Badgers ready for raucous road environment at Indiana


MADISON, Wis. -- The loudspeakers inside Wisconsin's Nicholas-Johnson Pavilion worked overtime Sunday night, with fake crowd noise piped into the gymnasium at a migraine-inducing decibel level. A tactic typically reserved for football practice had come to the basketball court, and the message from Badgers coach Bo Ryan was clear.
When No. 3 Wisconsin (16-0, 3-0 Big Ten) travels to face Indiana (11-5, 1-2) at 6 p.m. Tuesday in Assembly Hall, players had better be prepared for one of the loudest venues in college basketball. The arena, which seats 17,472 people, will be filled to the brim for a game that could help define the Hoosiers' season.
"The idea is to just have the five guys on the floor communicate as best as they can," Badgers forward Duje Dukan said. "Not only that, but you're not going to be able to hear much. You're not going to be able to hear each other. So just to keep your head on a swivel and realize that you've got to look out for yourself, as well as the team, because it's going to be tough to communicate with everybody on the floor when it's so loud."
Rarely in recent memory has Ryan used the noise technique during practice. Dukan, a fourth-year junior, said the only time he recalled Ryan doing the same thing came two years ago before Wisconsin played at North Carolina.
On Sunday, coaches had to stand directly next to players to be heard. The noise played as the team scrimmaged, shot free throws and worked 3-point shooting drills. When a team manager turned the music off near the finish, Ryan ordered the noise to be cranked up before Traevon Jackson's free throw, which ultimately ended practice.
"A couple of guys said they had headaches," Ryan said.
The atmosphere inside Assembly Hall will be nothing new to most of the team's regular rotation players. A year ago, unranked Wisconsin upset then-No. 2 Indiana 64-59 to continue a remarkable run of success against the Hoosiers. UW has won 12 straight games against Indiana, equaling the most consecutive wins against IU by any team in its history. Hoosiers coach Tom Crean has never beaten Ryan in 10 tries since he took over the IU program.
Those are just a few morsels of motivation for Indiana.
"They're a good team," Badgers assistant coach Lamont Paris said. "They'll be so prepared. They have so many reasons to want to play extremely hard against us. We beat them last year at their place when they were No. 2 in America. We beat them so many times in a row. They need a signature win. They have every reason in the world to play as hard as anyone's ever played."

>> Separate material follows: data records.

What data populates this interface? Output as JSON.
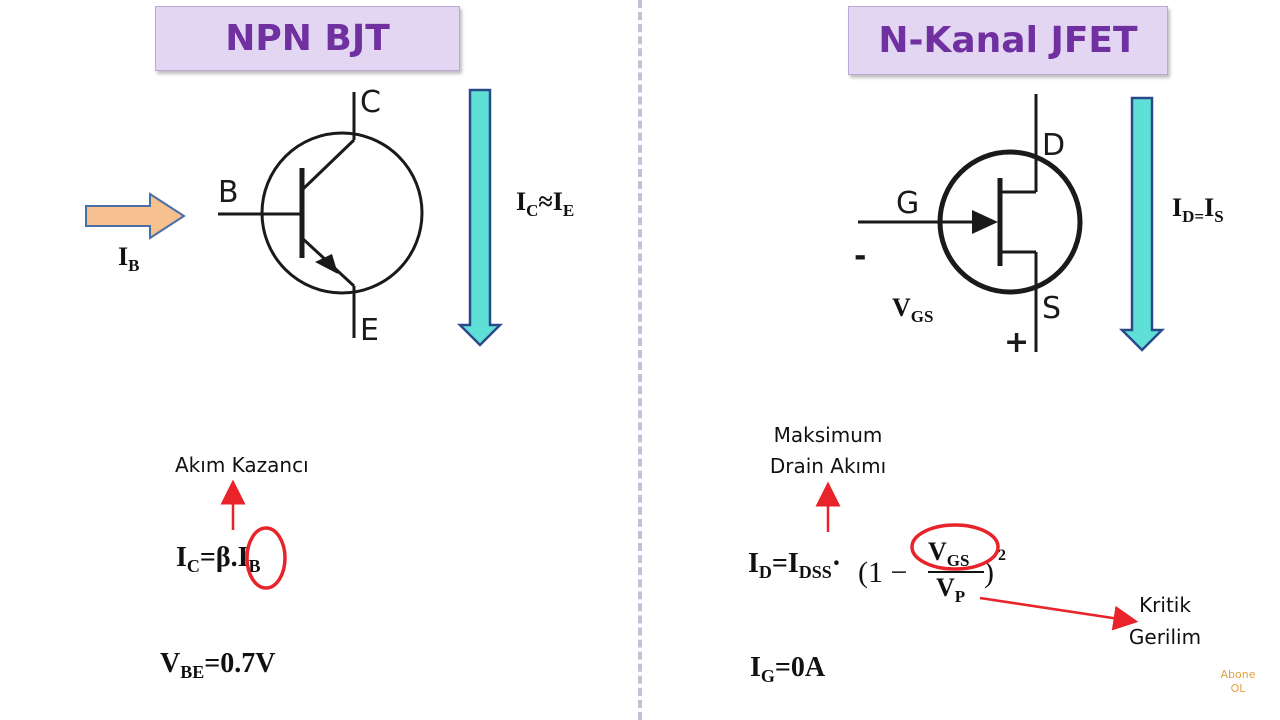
{
  "left": {
    "title": "NPN BJT",
    "terminal_c": "C",
    "terminal_b": "B",
    "terminal_e": "E",
    "current_ib": {
      "main": "I",
      "sub": "B"
    },
    "current_relation": {
      "a": "I",
      "a_sub": "C",
      "op": "≈",
      "b": "I",
      "b_sub": "E"
    },
    "gain_label": "Akım Kazancı",
    "formula_ic": {
      "lhs": "I",
      "lhs_sub": "C",
      "eq": "=β.",
      "rhs": "I",
      "rhs_sub": "B"
    },
    "formula_vbe": {
      "main": "V",
      "sub": "BE",
      "rest": "=0.7V"
    }
  },
  "right": {
    "title": "N-Kanal JFET",
    "terminal_d": "D",
    "terminal_g": "G",
    "terminal_s": "S",
    "minus": "-",
    "plus": "+",
    "vgs": {
      "main": "V",
      "sub": "GS"
    },
    "current_relation": {
      "a": "I",
      "a_sub": "D",
      "op": "=",
      "b": "I",
      "b_sub": "S"
    },
    "max_label_line1": "Maksimum",
    "max_label_line2": "Drain Akımı",
    "formula_id": {
      "lhs": "I",
      "lhs_sub": "D",
      "eq": "=I",
      "dss_sub": "DSS",
      "dot": "·",
      "paren": "(1 −",
      "num": "V",
      "num_sub": "GS",
      "den": "V",
      "den_sub": "P",
      "close": ")",
      "exp": "2"
    },
    "critical_label_line1": "Kritik",
    "critical_label_line2": "Gerilim",
    "formula_ig": {
      "main": "I",
      "sub": "G",
      "rest": "=0A"
    }
  },
  "watermark": {
    "line1": "Abone",
    "line2": "OL"
  },
  "colors": {
    "title_text": "#7030a0",
    "title_bg": "#e2d6f2",
    "teal_arrow": "#5fe0d6",
    "orange_arrow": "#f7c08f",
    "red": "#e8232a"
  }
}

Indiana did not begin the season with the same type of expectations as last year's team. And many college basketball fans likely wrote the Hoosiers off entirely when they barely escaped LIU-Brooklyn by a point in the second game of the season. But IU has steadily improved and is coming off a 79-76 road victory against Penn State in which the Hoosiers trailed by 15 points in the first half.

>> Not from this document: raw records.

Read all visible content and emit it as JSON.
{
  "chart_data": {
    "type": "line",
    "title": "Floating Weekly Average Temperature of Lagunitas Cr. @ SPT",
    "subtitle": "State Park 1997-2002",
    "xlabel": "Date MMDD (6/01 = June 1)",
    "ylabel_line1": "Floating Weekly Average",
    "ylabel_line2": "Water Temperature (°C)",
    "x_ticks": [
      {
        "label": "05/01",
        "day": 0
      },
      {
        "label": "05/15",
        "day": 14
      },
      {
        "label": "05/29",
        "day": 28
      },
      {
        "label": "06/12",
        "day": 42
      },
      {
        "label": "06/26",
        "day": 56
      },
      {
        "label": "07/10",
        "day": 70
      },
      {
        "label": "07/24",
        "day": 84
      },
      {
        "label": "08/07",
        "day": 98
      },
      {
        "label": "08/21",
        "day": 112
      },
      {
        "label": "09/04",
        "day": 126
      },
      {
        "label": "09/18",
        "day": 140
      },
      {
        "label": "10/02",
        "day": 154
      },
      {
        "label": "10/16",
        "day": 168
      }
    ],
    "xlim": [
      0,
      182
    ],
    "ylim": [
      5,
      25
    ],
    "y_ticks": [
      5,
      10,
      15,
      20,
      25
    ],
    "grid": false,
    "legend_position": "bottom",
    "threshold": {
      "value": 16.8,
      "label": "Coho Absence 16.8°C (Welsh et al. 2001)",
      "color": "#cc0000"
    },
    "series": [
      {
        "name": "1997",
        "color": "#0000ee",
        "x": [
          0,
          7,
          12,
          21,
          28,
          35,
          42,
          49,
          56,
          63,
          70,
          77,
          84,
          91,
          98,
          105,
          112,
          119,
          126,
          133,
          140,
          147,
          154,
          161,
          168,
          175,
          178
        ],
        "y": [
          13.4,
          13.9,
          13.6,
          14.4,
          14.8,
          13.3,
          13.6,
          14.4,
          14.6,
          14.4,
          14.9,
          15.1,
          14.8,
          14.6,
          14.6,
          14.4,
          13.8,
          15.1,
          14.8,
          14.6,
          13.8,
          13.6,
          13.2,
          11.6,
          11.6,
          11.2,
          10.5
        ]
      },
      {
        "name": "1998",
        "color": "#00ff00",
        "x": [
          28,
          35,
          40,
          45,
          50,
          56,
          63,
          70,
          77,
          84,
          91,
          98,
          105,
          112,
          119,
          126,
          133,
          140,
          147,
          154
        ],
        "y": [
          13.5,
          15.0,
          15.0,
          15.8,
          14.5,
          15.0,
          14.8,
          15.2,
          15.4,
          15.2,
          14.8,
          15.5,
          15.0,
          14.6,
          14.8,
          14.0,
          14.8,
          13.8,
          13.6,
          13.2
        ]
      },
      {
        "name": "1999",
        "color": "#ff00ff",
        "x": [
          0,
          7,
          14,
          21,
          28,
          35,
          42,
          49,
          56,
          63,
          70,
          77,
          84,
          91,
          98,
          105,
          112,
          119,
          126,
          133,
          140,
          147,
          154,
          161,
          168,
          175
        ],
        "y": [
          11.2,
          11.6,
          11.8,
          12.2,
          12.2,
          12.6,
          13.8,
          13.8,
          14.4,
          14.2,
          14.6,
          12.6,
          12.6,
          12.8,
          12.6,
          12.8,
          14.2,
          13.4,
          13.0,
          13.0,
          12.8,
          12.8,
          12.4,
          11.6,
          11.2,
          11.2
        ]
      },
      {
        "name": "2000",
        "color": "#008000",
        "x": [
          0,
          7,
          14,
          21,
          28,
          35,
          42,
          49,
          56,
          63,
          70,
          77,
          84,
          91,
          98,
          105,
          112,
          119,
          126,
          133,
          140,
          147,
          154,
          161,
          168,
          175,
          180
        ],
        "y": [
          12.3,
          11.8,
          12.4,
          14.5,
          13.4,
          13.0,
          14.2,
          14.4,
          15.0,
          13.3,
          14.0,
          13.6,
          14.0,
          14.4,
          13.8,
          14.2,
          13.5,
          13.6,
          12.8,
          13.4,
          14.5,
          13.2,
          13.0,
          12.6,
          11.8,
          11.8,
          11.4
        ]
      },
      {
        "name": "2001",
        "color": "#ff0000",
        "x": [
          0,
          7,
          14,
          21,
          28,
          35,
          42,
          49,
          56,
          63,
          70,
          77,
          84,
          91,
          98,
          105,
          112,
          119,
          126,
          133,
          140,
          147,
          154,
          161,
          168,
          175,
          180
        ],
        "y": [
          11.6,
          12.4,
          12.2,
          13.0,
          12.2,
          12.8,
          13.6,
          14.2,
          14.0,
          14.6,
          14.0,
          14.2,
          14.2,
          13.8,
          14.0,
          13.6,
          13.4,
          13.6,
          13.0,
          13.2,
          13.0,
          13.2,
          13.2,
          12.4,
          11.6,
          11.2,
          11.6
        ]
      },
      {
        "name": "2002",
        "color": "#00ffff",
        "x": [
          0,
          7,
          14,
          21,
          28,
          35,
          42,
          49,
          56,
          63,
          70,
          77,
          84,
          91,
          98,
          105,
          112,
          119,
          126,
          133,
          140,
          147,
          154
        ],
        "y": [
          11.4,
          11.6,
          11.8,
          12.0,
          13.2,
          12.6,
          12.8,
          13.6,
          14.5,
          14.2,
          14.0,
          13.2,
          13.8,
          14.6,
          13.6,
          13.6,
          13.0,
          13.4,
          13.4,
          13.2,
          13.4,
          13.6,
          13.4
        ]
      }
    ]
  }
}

"Their record might not be the same as it was last year, but teams get better," Ryan said. "Their comeback against Penn State -- Penn State's really tough at home. They didn't waver. They did what they had to do to come back. So that shows they've matured already. It's not like we have the most experience in the league, that's for sure. But Indiana's a good team. We know it, and we know what we're going into."
Indiana point guard Yogi Ferrell leads the team in scoring (17.5 points per game) and assists (4.2). Freshman Noah Vonleh (12.3 points) and senior Will Sheehey (10.8 points) also average double figures in scoring.

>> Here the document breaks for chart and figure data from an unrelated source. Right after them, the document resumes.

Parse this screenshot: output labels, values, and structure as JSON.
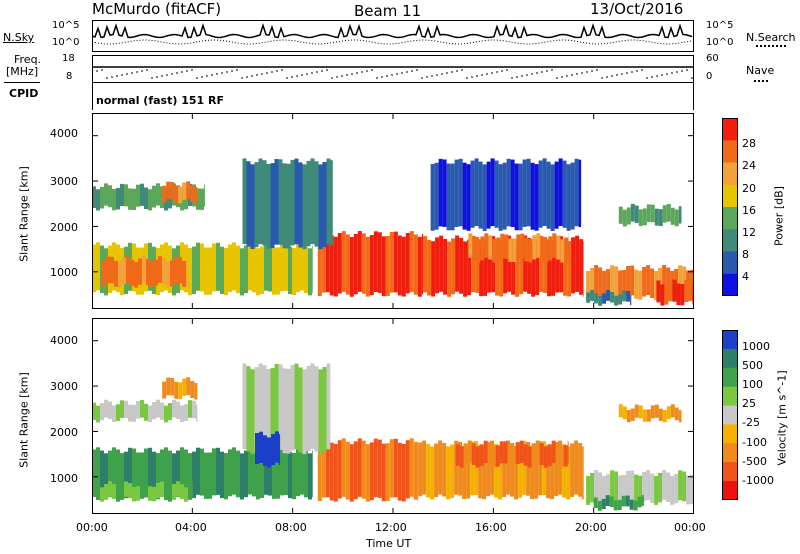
{
  "header": {
    "title": "McMurdo (fitACF)",
    "beam": "Beam 11",
    "date": "13/Oct/2016"
  },
  "strip": {
    "nsky_label": "N.Sky",
    "nsearch_label": "N.Search",
    "freq_label_1": "Freq.",
    "freq_label_2": "[MHz]",
    "nave_label": "Nave",
    "cpid_label": "CPID",
    "cpid_text": "normal (fast) 151 RF",
    "nsky_ticks": [
      "10^5",
      "10^0"
    ],
    "nsearch_ticks": [
      "10^5",
      "10^0"
    ],
    "freq_ticks": [
      "18",
      "8"
    ],
    "nave_ticks": [
      "60",
      "0"
    ]
  },
  "chart_data": [
    {
      "type": "heatmap",
      "title": "",
      "ylabel": "Slant Range [km]",
      "xlabel": "",
      "ylim": [
        180,
        4500
      ],
      "yticks": [
        "1000",
        "2000",
        "3000",
        "4000"
      ],
      "colorbar_label": "Power [dB]",
      "colorbar_ticks": [
        "4",
        "8",
        "12",
        "16",
        "20",
        "24",
        "28"
      ],
      "colors": [
        "#1010e0",
        "#2a5ab0",
        "#3f8a78",
        "#5ca85a",
        "#e6c400",
        "#f3a23a",
        "#f06a1a",
        "#ef1e0e"
      ],
      "bands": [
        {
          "t0": 0.0,
          "t1": 4.5,
          "r0": 2350,
          "r1": 2950,
          "c": 3
        },
        {
          "t0": 2.8,
          "t1": 4.2,
          "r0": 2500,
          "r1": 3000,
          "c": 6
        },
        {
          "t0": 0.0,
          "t1": 8.8,
          "r0": 480,
          "r1": 1650,
          "c": 4
        },
        {
          "t0": 0.4,
          "t1": 3.8,
          "r0": 650,
          "r1": 1350,
          "c": 6
        },
        {
          "t0": 9.0,
          "t1": 13.2,
          "r0": 450,
          "r1": 1900,
          "c": 7
        },
        {
          "t0": 13.2,
          "t1": 19.6,
          "r0": 450,
          "r1": 1800,
          "c": 7
        },
        {
          "t0": 15.0,
          "t1": 19.0,
          "r0": 1200,
          "r1": 1850,
          "c": 6
        },
        {
          "t0": 6.0,
          "t1": 9.6,
          "r0": 1500,
          "r1": 3500,
          "c": 2
        },
        {
          "t0": 19.7,
          "t1": 24.0,
          "r0": 380,
          "r1": 1150,
          "c": 6
        },
        {
          "t0": 19.7,
          "t1": 21.5,
          "r0": 250,
          "r1": 600,
          "c": 2
        },
        {
          "t0": 22.5,
          "t1": 24.0,
          "r0": 250,
          "r1": 850,
          "c": 7
        },
        {
          "t0": 21.0,
          "t1": 23.5,
          "r0": 2000,
          "r1": 2500,
          "c": 3
        },
        {
          "t0": 13.5,
          "t1": 19.5,
          "r0": 1900,
          "r1": 3500,
          "c": 1
        }
      ]
    },
    {
      "type": "heatmap",
      "title": "",
      "ylabel": "Slant Range [km]",
      "xlabel": "Time UT",
      "ylim": [
        180,
        4500
      ],
      "yticks": [
        "1000",
        "2000",
        "3000",
        "4000"
      ],
      "xticks": [
        "00:00",
        "04:00",
        "08:00",
        "12:00",
        "16:00",
        "20:00",
        "00:00"
      ],
      "xlim_hours": [
        0,
        24
      ],
      "colorbar_label": "Velocity [m s^-1]",
      "colorbar_ticks": [
        "1000",
        "500",
        "100",
        "25",
        "-25",
        "-100",
        "-500",
        "-1000"
      ],
      "colors": [
        "#1a3fc8",
        "#2e7f6a",
        "#3fa24a",
        "#7ac840",
        "#c8c8c8",
        "#f5b000",
        "#f08a1c",
        "#f0541a",
        "#ef1010"
      ],
      "bands": [
        {
          "t0": 0.0,
          "t1": 4.2,
          "r0": 2200,
          "r1": 2700,
          "c": 4
        },
        {
          "t0": 2.8,
          "t1": 4.2,
          "r0": 2700,
          "r1": 3200,
          "c": 6
        },
        {
          "t0": 0.0,
          "t1": 8.8,
          "r0": 500,
          "r1": 1650,
          "c": 2
        },
        {
          "t0": 0.0,
          "t1": 4.0,
          "r0": 450,
          "r1": 900,
          "c": 3
        },
        {
          "t0": 9.0,
          "t1": 13.0,
          "r0": 450,
          "r1": 1850,
          "c": 7
        },
        {
          "t0": 13.0,
          "t1": 19.6,
          "r0": 500,
          "r1": 1800,
          "c": 6
        },
        {
          "t0": 14.5,
          "t1": 19.0,
          "r0": 1200,
          "r1": 1800,
          "c": 7
        },
        {
          "t0": 6.0,
          "t1": 9.5,
          "r0": 1500,
          "r1": 3500,
          "c": 4
        },
        {
          "t0": 19.7,
          "t1": 24.0,
          "r0": 380,
          "r1": 1150,
          "c": 4
        },
        {
          "t0": 20.0,
          "t1": 22.0,
          "r0": 250,
          "r1": 600,
          "c": 2
        },
        {
          "t0": 21.0,
          "t1": 23.5,
          "r0": 2200,
          "r1": 2600,
          "c": 6
        },
        {
          "t0": 6.5,
          "t1": 7.5,
          "r0": 1200,
          "r1": 2000,
          "c": 0
        }
      ]
    }
  ]
}
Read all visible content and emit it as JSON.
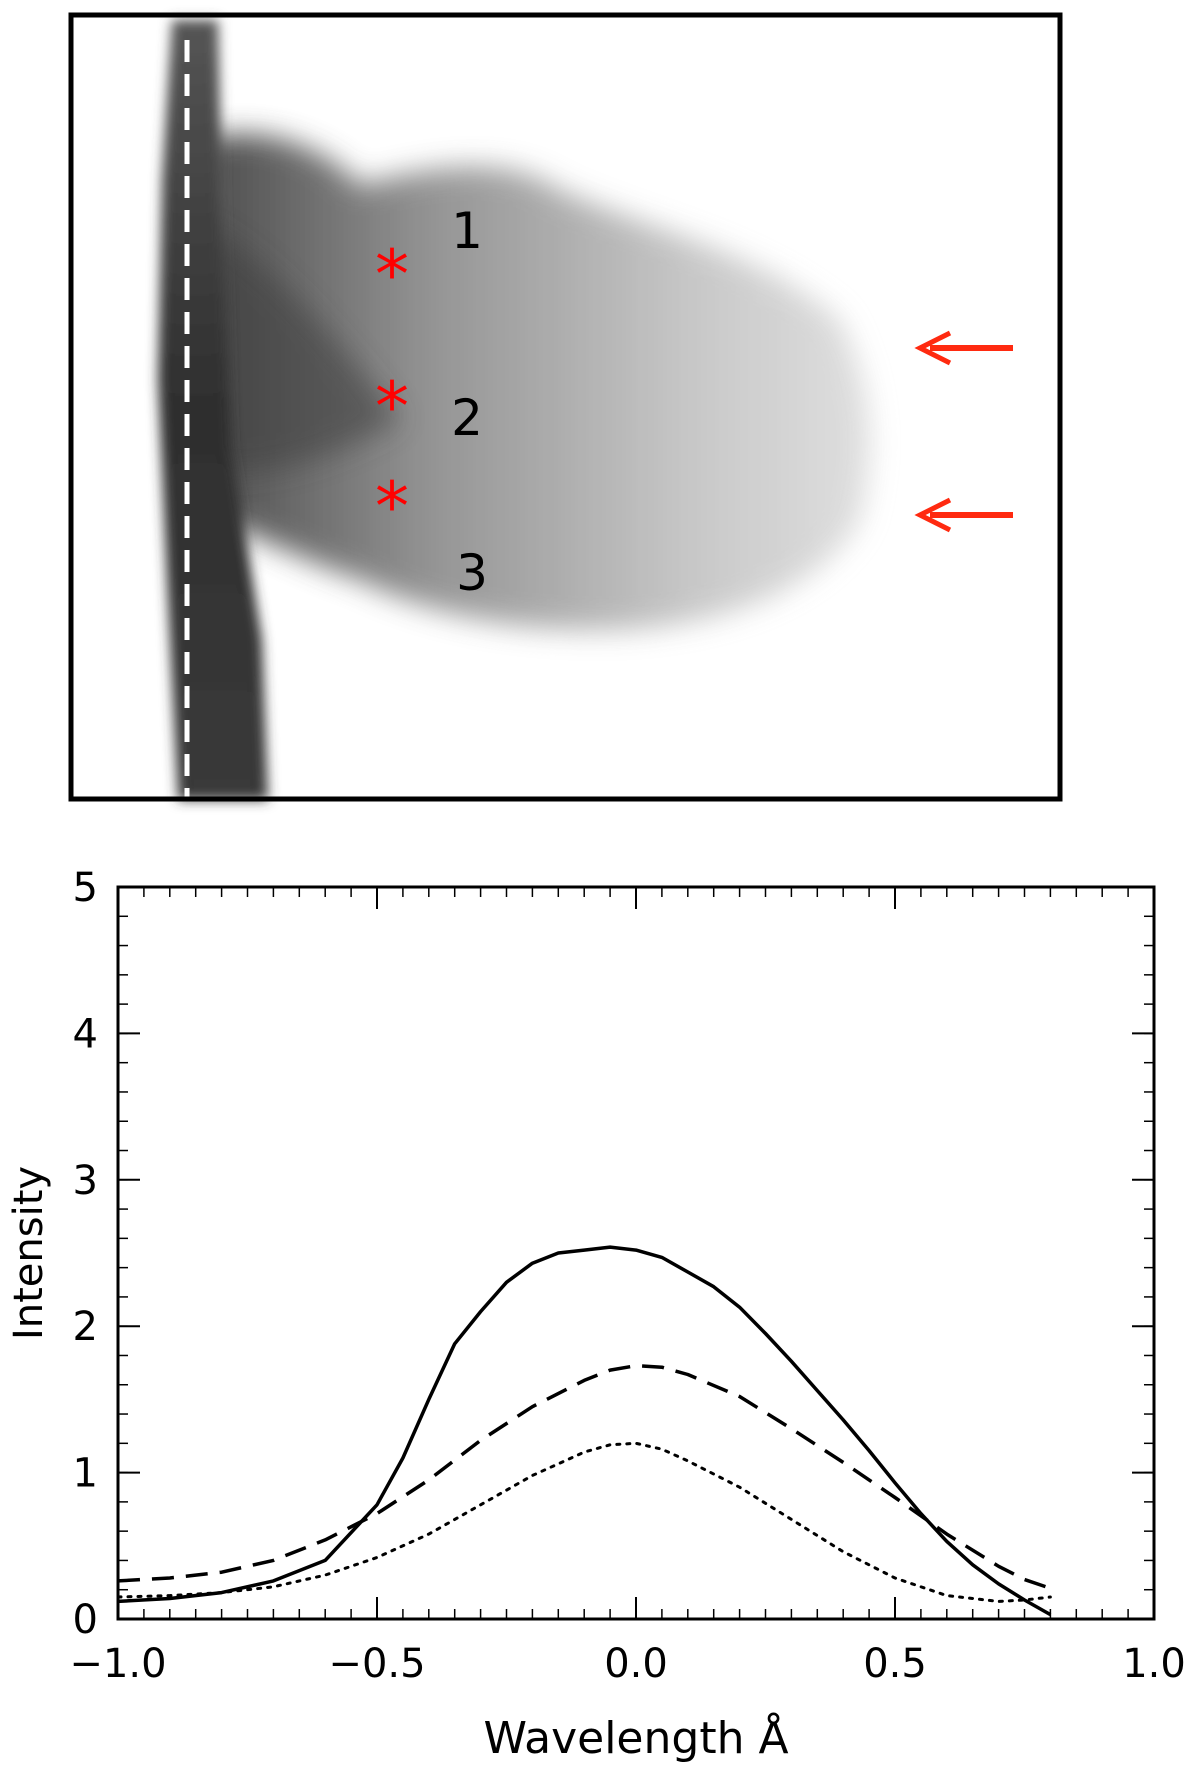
{
  "panel_image": {
    "region_labels": [
      "1",
      "2",
      "3"
    ],
    "marker_glyph": "*",
    "marker_color": "#ff0000",
    "arrow_color": "#ff2a10",
    "arrow_icon": "left-arrow-icon",
    "arrow_count": 2,
    "dashed_line_color": "#ffffff"
  },
  "chart_data": {
    "type": "line",
    "title": "",
    "xlabel": "Wavelength Å",
    "ylabel": "Intensity",
    "xlim": [
      -1.0,
      1.0
    ],
    "ylim": [
      0,
      5
    ],
    "x_ticks": [
      -1.0,
      -0.5,
      0.0,
      0.5,
      1.0
    ],
    "x_tick_labels": [
      "−1.0",
      "−0.5",
      "0.0",
      "0.5",
      "1.0"
    ],
    "y_ticks": [
      0,
      1,
      2,
      3,
      4,
      5
    ],
    "y_tick_labels": [
      "0",
      "1",
      "2",
      "3",
      "4",
      "5"
    ],
    "grid": false,
    "series": [
      {
        "style": "solid",
        "x": [
          -1.0,
          -0.9,
          -0.8,
          -0.7,
          -0.6,
          -0.5,
          -0.45,
          -0.4,
          -0.35,
          -0.3,
          -0.25,
          -0.2,
          -0.15,
          -0.1,
          -0.05,
          0.0,
          0.05,
          0.1,
          0.15,
          0.2,
          0.25,
          0.3,
          0.35,
          0.4,
          0.45,
          0.5,
          0.55,
          0.6,
          0.65,
          0.7,
          0.75,
          0.8
        ],
        "y": [
          0.12,
          0.14,
          0.18,
          0.26,
          0.4,
          0.78,
          1.1,
          1.5,
          1.88,
          2.1,
          2.3,
          2.43,
          2.5,
          2.52,
          2.54,
          2.52,
          2.47,
          2.37,
          2.27,
          2.13,
          1.95,
          1.76,
          1.56,
          1.36,
          1.15,
          0.93,
          0.72,
          0.53,
          0.37,
          0.24,
          0.13,
          0.03
        ]
      },
      {
        "style": "dashed",
        "x": [
          -1.0,
          -0.9,
          -0.8,
          -0.7,
          -0.6,
          -0.5,
          -0.4,
          -0.3,
          -0.2,
          -0.1,
          -0.05,
          0.0,
          0.05,
          0.1,
          0.2,
          0.3,
          0.4,
          0.5,
          0.6,
          0.7,
          0.75,
          0.8
        ],
        "y": [
          0.26,
          0.28,
          0.32,
          0.4,
          0.54,
          0.72,
          0.95,
          1.22,
          1.45,
          1.63,
          1.7,
          1.73,
          1.72,
          1.67,
          1.52,
          1.3,
          1.07,
          0.83,
          0.58,
          0.36,
          0.27,
          0.21
        ]
      },
      {
        "style": "dotted",
        "x": [
          -1.0,
          -0.9,
          -0.8,
          -0.7,
          -0.6,
          -0.5,
          -0.4,
          -0.3,
          -0.2,
          -0.1,
          -0.05,
          0.0,
          0.05,
          0.1,
          0.2,
          0.3,
          0.4,
          0.5,
          0.6,
          0.7,
          0.75,
          0.8
        ],
        "y": [
          0.15,
          0.16,
          0.18,
          0.22,
          0.3,
          0.42,
          0.58,
          0.78,
          0.98,
          1.14,
          1.19,
          1.2,
          1.16,
          1.08,
          0.9,
          0.68,
          0.46,
          0.28,
          0.16,
          0.12,
          0.13,
          0.15
        ]
      }
    ]
  }
}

The Hoosiers average nearly nine more possessions per game than the Badgers -- 73.1 to 64.4 -- and will try to outrun an unusually dynamic Wisconsin team capable of winning games in multiple ways.
Crean said he didn't think the speed of Wisconsin's offense was any different from previous years but noted how well this year's team shared the ball.
"They're not an above-average passing team," Crean said. "They're a great passing team. Where they are so efficient and where they have hurt us in the past and where they have hurt so many others is when the game gets into rotation, and you're constantly helping and over-helping or trying to stop the dribble or stop this or stop that, they are such a great passing team.
"They not only make the next pass but the pass after that and, need be, the pass after that. It's the old Pete Carril comment that the quality of the shot is directly related to the quality of the pass. And that's exactly what you see with Wisconsin."